一本一本に精密なソールグラインドが施された「ミルドグラインドソール」

―ハイヒールにした意図は?
「同社が、並行モデル『ハイ・トウ ロウ ウェッジ』と明確にすみ分けしたかったのだと思います。私はヒール側の低い=いわゆる洋顔のシルエットに慣れているせいか、構えにくく感じてしまいましたが、フェースの開閉を抑えたり、トウ側でボールを操作したい人には向いているのかもしれません。どちらにしても、多くの他モデルとは異質で特別枠と言えます。つながりで言っても、アイアンの『P』シリーズとも異なり、ウェッジのみに特化した独特の形状に仕上がっています」

バックフェースのデザインはシンプルに 「MG3」ロゴはヒール側に移動

―前作「ミルドグラインド 2 ウェッジ(以下MG2)」と比べてどう?
「オーソドックスな形状の『MG2』のほうが、構えやすく感じます。また『MG2』と比べて、フェースプログレッション(FP値:シャフトからフェース下部の刃までの距離)が小さく、フェースの向きが把握しにくい。元々ウェッジは、リーディングエッジ(フェース下部の刃)が丸くできているためターゲットに合わせにくいのですが、それ以上に困難に感じてしまいました」

フェースに搭載されたバー状の突起「レイズドマイクロリブ」

―スピン性能は?
「スピンはよく効いていると思います。『MG2』と同じノンメッキで、イメージ以上にスピン量は多く、ソールの抜けも良い。思い通りにスピンコントロールができる感覚を味わえます。
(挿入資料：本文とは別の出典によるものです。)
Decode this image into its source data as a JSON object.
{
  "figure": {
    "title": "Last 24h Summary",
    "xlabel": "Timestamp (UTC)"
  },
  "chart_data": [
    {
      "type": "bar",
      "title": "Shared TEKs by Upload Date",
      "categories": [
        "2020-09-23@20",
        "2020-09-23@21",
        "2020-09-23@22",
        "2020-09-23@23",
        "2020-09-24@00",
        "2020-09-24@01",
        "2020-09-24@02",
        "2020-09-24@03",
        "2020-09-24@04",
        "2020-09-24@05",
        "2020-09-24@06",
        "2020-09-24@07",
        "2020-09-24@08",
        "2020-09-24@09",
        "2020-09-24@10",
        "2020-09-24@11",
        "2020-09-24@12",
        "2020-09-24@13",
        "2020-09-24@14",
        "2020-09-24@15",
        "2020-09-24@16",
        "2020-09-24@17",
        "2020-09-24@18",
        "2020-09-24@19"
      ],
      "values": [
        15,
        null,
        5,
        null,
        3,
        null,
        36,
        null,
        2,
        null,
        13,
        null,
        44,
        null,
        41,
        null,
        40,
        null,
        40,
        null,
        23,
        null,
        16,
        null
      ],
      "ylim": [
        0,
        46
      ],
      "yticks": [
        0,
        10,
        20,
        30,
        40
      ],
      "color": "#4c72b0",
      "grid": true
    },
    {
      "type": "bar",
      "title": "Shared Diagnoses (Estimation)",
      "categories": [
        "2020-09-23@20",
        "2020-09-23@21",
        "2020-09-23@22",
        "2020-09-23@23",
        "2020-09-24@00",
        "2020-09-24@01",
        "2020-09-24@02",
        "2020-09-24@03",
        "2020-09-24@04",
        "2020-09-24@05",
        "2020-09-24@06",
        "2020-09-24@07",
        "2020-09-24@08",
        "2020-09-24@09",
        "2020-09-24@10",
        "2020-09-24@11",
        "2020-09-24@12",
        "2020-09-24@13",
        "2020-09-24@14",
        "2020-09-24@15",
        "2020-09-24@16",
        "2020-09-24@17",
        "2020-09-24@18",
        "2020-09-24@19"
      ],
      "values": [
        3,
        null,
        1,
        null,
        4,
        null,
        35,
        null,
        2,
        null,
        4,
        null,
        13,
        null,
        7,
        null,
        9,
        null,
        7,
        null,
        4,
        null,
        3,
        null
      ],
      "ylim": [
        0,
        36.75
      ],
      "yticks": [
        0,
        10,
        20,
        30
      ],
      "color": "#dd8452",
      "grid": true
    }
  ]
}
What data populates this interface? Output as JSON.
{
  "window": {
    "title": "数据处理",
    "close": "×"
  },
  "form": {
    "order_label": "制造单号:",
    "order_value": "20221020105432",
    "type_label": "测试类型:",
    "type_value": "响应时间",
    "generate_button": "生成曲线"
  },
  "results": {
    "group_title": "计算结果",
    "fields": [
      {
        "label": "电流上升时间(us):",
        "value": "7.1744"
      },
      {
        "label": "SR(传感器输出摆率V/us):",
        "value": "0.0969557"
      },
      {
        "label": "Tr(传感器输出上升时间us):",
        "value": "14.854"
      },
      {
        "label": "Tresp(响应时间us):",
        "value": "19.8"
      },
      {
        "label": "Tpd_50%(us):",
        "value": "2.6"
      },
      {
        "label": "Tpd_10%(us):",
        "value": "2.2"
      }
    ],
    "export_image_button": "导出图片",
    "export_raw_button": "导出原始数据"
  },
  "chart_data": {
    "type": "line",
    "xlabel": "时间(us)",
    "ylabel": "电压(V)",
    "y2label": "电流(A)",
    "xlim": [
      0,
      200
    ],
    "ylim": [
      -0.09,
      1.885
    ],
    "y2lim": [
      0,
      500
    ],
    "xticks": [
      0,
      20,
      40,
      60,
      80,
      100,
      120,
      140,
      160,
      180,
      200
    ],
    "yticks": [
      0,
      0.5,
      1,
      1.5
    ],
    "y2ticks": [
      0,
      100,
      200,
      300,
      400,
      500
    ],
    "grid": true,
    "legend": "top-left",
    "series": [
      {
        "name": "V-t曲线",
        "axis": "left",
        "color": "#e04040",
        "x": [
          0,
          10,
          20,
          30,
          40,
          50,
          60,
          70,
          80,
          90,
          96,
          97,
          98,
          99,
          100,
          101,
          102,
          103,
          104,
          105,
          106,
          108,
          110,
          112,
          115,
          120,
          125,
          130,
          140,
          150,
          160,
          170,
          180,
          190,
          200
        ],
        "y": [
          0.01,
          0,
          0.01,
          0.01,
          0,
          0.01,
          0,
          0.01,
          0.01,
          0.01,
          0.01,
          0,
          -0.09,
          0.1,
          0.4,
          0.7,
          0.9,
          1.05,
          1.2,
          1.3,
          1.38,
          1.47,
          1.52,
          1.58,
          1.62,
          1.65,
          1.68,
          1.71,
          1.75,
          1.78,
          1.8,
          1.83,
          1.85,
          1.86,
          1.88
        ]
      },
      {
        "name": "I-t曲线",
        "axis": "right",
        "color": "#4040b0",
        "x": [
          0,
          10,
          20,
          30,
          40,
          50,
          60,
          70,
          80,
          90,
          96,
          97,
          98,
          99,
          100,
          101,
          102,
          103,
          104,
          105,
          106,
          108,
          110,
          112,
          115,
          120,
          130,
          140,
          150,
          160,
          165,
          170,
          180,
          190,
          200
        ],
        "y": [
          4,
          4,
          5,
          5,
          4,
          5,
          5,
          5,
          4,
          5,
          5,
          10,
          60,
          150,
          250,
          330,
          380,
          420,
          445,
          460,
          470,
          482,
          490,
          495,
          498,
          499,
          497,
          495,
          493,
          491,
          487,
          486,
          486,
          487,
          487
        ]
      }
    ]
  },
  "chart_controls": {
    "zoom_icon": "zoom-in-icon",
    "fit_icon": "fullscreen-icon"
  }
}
他社モデルで言うと、キャロウェイ『JAWS ウェッジ』に匹敵する性能の高さ。大手メーカーでスピンがかかる代表格といえば、この2モデルと言えるのではないでしょうか」

「構えにくさは否めないが スピン性能とソールの抜けは文句なし」と筒

―どのような人向き?
「基本的にフェースを開かないで使う人。また、ハンドファースト気味に構えて、ボールをトウ側に置く人向きと言えます。ハンドファーストに構える人は、リーディングエッジが地面に着くケースが多い分、ヒール側が低いと、どうしてもソールが邪魔になる。ヒール側が高く、しかもソールの抜けがいい『MG3』であれば、入射角が鋭くてダフリのミスの多い人こそ、恩恵を受けやすい気がします」

構えやすさ3点△ 抜け感5点◎【総合評価4.2点】

【スピン性能】4.5
【打 感】4.0
【抜け感】5.0
【バンカー対応力】4.5
【構えやすさ】3.0

・ロフト角:52度、56度(どちらもSB=スタンダードバウンス)
・シャフト:ダイナミックゴールド 120(硬さS200)
・使用ボール:川口グリーンゴルフ専用レンジボール

取材協力/トラックマンジャパン株式会社、川口グリーンゴルフ

■ 筒 康博(つつ・やすひろ) プロフィール

スイングとギアの両面から計測&解析を生かし、プロアマ問わず8万人以上のゴルファーにアドバイス。インドアゴルフ「ゴルフレンジKz亀戸店」のヘッドティーチャーを務める傍ら、様々なメディアにも出演中。大人のゴルフ選びフィッティングWEBマガジン「FITTING」編集長として自ら取材も行う。